In a way it is similar to Germany with the difference that Germany incurs losses via the Target2-system and on other exposure to EZ-periphery loans. Both China and Germany think that an economy needs a “hard” core to be sustainable and neglect finance, if not disregard and look down upon it. Funnily enough, it is finance that supports export growth/manufacturing growth but the various finance channels will eventually blow up that their economies will suffer huge losses.
David: “Austrians have got to make up their mind whether their theory predicts production-consumption comovement or not” . I think before that the Austrian school economists should make up their mind whether ideas can be tested against empirical data or not. The Austrian position in this methodological point is pretty confusing with Mises saying no and Hayek saying both yes and no
Now that the workers are finished digging holes in the ground, it’s time for them to fill them back up.

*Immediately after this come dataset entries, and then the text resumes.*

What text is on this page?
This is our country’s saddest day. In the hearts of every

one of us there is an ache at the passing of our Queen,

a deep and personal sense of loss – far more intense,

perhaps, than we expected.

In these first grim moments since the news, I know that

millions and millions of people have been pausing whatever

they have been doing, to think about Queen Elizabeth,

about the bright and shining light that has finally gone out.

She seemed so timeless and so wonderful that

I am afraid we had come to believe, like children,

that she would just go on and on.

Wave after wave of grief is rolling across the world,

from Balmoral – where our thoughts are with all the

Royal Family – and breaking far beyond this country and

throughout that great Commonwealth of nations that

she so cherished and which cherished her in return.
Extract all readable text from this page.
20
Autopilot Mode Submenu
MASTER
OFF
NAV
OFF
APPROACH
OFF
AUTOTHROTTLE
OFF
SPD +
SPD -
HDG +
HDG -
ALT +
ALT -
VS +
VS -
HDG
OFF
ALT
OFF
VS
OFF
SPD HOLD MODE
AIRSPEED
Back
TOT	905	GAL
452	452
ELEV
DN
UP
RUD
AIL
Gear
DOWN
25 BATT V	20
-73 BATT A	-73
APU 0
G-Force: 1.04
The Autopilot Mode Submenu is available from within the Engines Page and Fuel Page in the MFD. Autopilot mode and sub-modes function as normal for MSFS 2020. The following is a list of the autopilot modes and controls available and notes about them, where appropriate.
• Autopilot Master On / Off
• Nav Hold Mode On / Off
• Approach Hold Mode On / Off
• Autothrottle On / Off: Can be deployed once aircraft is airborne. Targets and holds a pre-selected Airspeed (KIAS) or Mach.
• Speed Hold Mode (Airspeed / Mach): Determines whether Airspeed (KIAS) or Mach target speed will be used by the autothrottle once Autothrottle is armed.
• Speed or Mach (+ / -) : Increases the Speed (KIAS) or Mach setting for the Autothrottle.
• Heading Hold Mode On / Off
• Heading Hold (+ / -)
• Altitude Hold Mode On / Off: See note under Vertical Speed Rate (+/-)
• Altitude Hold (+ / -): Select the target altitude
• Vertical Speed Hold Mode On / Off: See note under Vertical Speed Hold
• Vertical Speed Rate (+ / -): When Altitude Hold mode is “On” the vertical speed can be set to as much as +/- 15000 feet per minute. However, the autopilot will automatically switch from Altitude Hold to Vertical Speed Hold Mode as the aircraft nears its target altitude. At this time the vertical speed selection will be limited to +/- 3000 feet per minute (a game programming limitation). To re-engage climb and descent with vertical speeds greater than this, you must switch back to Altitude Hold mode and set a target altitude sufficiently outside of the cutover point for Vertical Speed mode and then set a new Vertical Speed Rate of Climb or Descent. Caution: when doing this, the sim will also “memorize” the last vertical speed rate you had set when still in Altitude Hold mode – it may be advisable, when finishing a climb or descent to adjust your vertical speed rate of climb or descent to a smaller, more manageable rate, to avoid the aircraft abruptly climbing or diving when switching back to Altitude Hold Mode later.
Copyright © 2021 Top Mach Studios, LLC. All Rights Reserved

So the problem is AD not AS? Then why do you keep suggesting it is an AS problem?
Cut prices?
So this seems to me like a very basic stuff we learned in Intro to Macro.
So when producers have tons of inventory, they tend to (unless being told not to) cut production. Market equilibrium can be achieved here if they just lower prices to meet demand.
I don’t see why people are debating Austrian vs Monetarist/Keynesian/New-Keynesian here. This seems (to me) to be very basic stuff. Couple that with price controls/production controls in, say the housing market will obviously create bad consequences and I can demonstrate that with a simple S/D graph.